Travelling wave DEP utilizes only AC to manipulate and transport particles [75, 76]. Although the mechanism of particle manipulation is similar to that for AC-DEP, there are phase shifts amid the generated electric fields that help serially carrying the particles between each electrode pair.
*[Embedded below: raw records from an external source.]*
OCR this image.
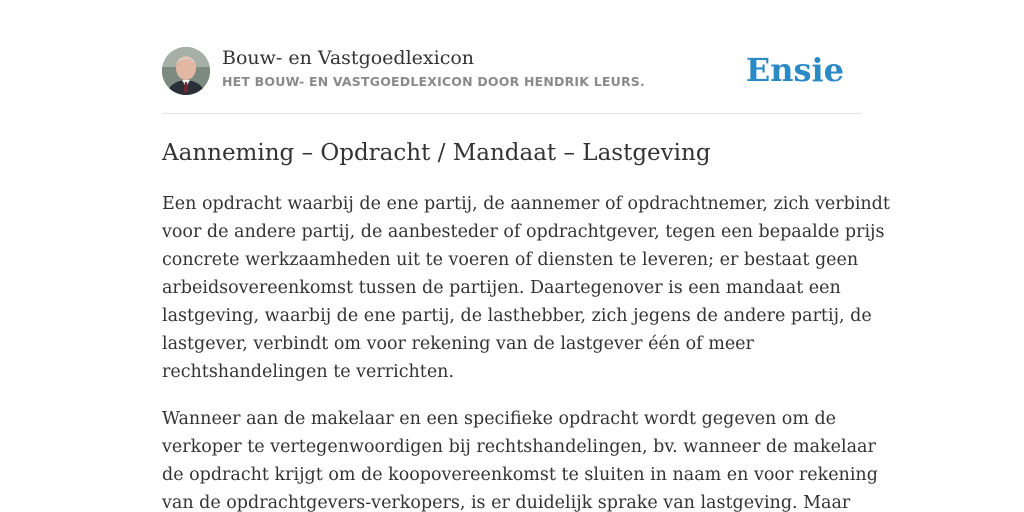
Bouw- en Vastgoedlexicon
HET BOUW- EN VASTGOEDLEXICON DOOR HENDRIK LEURS.	Ensie
Aanneming – Opdracht / Mandaat – Lastgeving

Een opdracht waarbij de ene partij, de aannemer of opdrachtnemer, zich verbindt
voor de andere partij, de aanbesteder of opdrachtgever, tegen een bepaalde prijs
concrete werkzaamheden uit te voeren of diensten te leveren; er bestaat geen
arbeidsovereenkomst tussen de partijen. Daartegenover is een mandaat een
lastgeving, waarbij de ene partij, de lasthebber, zich jegens de andere partij, de
lastgever, verbindt om voor rekening van de lastgever één of meer
rechtshandelingen te verrichten.

Wanneer aan de makelaar en een specifieke opdracht wordt gegeven om de
verkoper te vertegenwoordigen bij rechtshandelingen, bv. wanneer de makelaar
de opdracht krijgt om de koopovereenkomst te sluiten in naam en voor rekening
van de opdrachtgevers-verkopers, is er duidelijk sprake van lastgeving. Maar
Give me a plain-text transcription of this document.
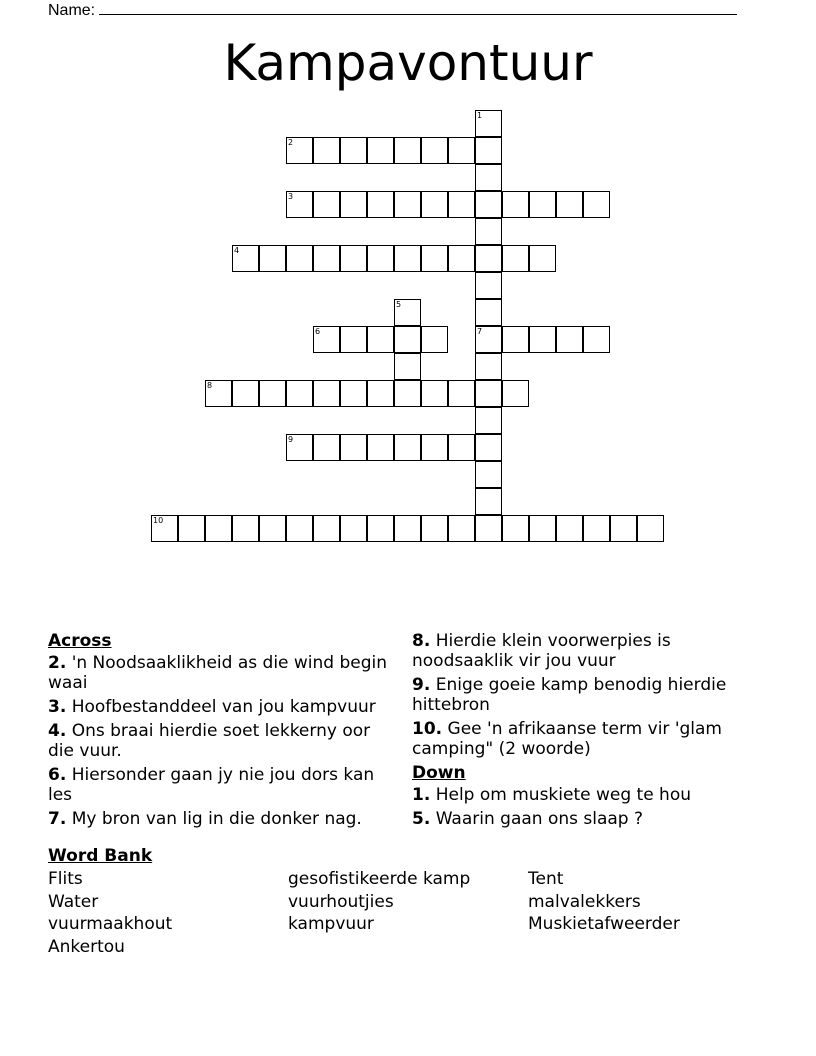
Name:
Kampavontuur
1
7
2
3
4
5
6
8
9
10
Across
2. 'n Noodsaaklikheid as die wind begin waai
3. Hoofbestanddeel van jou kampvuur
4. Ons braai hierdie soet lekkerny oor die vuur.
6. Hiersonder gaan jy nie jou dors kan les
7. My bron van lig in die donker nag.
8. Hierdie klein voorwerpies is noodsaaklik vir jou vuur
9. Enige goeie kamp benodig hierdie hittebron
10. Gee 'n afrikaanse term vir 'glam camping" (2 woorde)
Down
1. Help om muskiete weg te hou
5. Waarin gaan ons slaap ?
Word Bank
Flits	gesofistikeerde kamp	Tent
Water	vuurhoutjies	malvalekkers
vuurmaakhout	kampvuur	Muskietafweerder
Ankertou
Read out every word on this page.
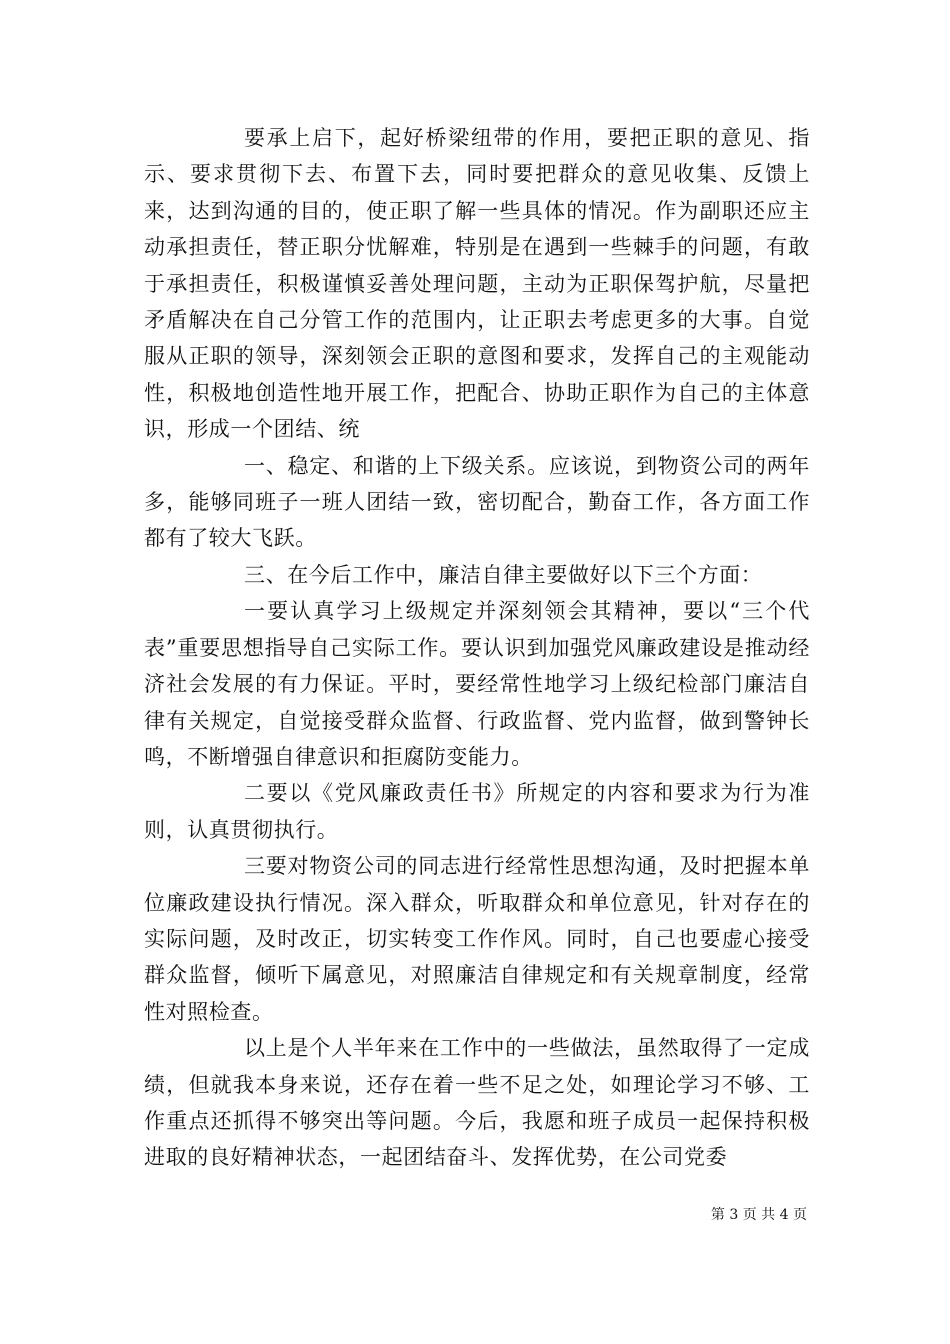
要承上启下，起好桥梁纽带的作用，要把正职的意见、指示、要求贯彻下去、布置下去，同时要把群众的意见收集、反馈上来，达到沟通的目的，使正职了解一些具体的情况。作为副职还应主动承担责任，替正职分忧解难，特别是在遇到一些棘手的问题，有敢于承担责任，积极谨慎妥善处理问题，主动为正职保驾护航，尽量把矛盾解决在自己分管工作的范围内，让正职去考虑更多的大事。自觉服从正职的领导，深刻领会正职的意图和要求，发挥自己的主观能动性，积极地创造性地开展工作，把配合、协助正职作为自己的主体意识，形成一个团结、统

一、稳定、和谐的上下级关系。应该说，到物资公司的两年多，能够同班子一班人团结一致，密切配合，勤奋工作，各方面工作都有了较大飞跃。

三、在今后工作中，廉洁自律主要做好以下三个方面：

一要认真学习上级规定并深刻领会其精神，要以“三个代表”重要思想指导自己实际工作。要认识到加强党风廉政建设是推动经济社会发展的有力保证。平时，要经常性地学习上级纪检部门廉洁自律有关规定，自觉接受群众监督、行政监督、党内监督，做到警钟长鸣，不断增强自律意识和拒腐防变能力。

二要以《党风廉政责任书》所规定的内容和要求为行为准则，认真贯彻执行。

三要对物资公司的同志进行经常性思想沟通，及时把握本单位廉政建设执行情况。深入群众，听取群众和单位意见，针对存在的实际问题，及时改正，切实转变工作作风。同时，自己也要虚心接受群众监督，倾听下属意见，对照廉洁自律规定和有关规章制度，经常性对照检查。

以上是个人半年来在工作中的一些做法，虽然取得了一定成绩，但就我本身来说，还存在着一些不足之处，如理论学习不够、工作重点还抓得不够突出等问题。今后，我愿和班子成员一起保持积极进取的良好精神状态，一起团结奋斗、发挥优势，在公司党委

第 3 页 共 4 页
Although the AC-DEP technique has a few drawbacks, it is still the most practical method for this application. Accordingly, this section will describe the fundamentals of AC-DEP to illustrate the key concepts. The simplified model to derive the time-average AC-DEP expression for a spherical particle is based on the dipole approximation that is given by Eq. (1) [77];

$$\overset{\lower0.5em\hbox{$\smash{\scriptscriptstyle\rightharpoonup}$}} {F}_{DEP} = 2\pi R^{3} \varepsilon_{m} Re[f_{CM} ] \nabla \left| {E_{rms} } \right|^{2} ,$$
(1)

where R is the particle radius, ɛ m is the dielectric permittivity of the medium, Re[f CM ] is the real value of the Clausius–Mossotti factor and E rms is the root mean square of the electric field intensity. The complex Clausius–Mossotti factor is defined by Eq. (2);

$$[f_{CM} ] = \left\{ {\frac{{\left( {\varepsilon_{p} + {{\sigma_{p} } \mathord{\left/ {\vphantom {{\sigma_{p} } {j\omega }}} \right.} {j\omega }}} \right){ - }\left( {\varepsilon_{m} + {{\sigma_{m} } \mathord{\left/ {\vphantom {{\sigma_{m} } {j\omega }}} \right.} {j\omega }}} \right)}}{{\left( {\varepsilon_{p} + {{\sigma_{p} } \mathord{\left/ {\vphantom {{\sigma_{p} } {j\omega }}} \right.} {j\omega }}} \right) + \text{2}\left( {\varepsilon_{m} + {{\sigma_{m} } \mathord{\left/ {\vphantom {{\sigma_{m} } {j\omega }}} \right.} {j\omega }}} \right)}}} \right\} ,$$
(2)

where ɛ p and σ p are the dielectric permittivity and electrical conductivity of the particle, ɛ m and σ m are the dielectric permittivity and electrical conductivity of the medium, and ω is the signal frequency. The AC-DEP equation analogous to Eq. (1) for a multi-pole model has been derived elsewhere. The direction of the force exerting on a particle relies on the real value of the complex Clausius–Mossotti factor (Re[f CM ]), which is related to the effective polarizability. The factor depends upon the electrical conductivity and the dielectric permittivity of the particles and the suspension medium, as well as the applied signal frequency. It should be noted that Eq. (2) can be employed not only for the single-shell model but also for the multi-shell model. However, further modifications for the multi-shell approximation are needed, such as described in Ref. [77].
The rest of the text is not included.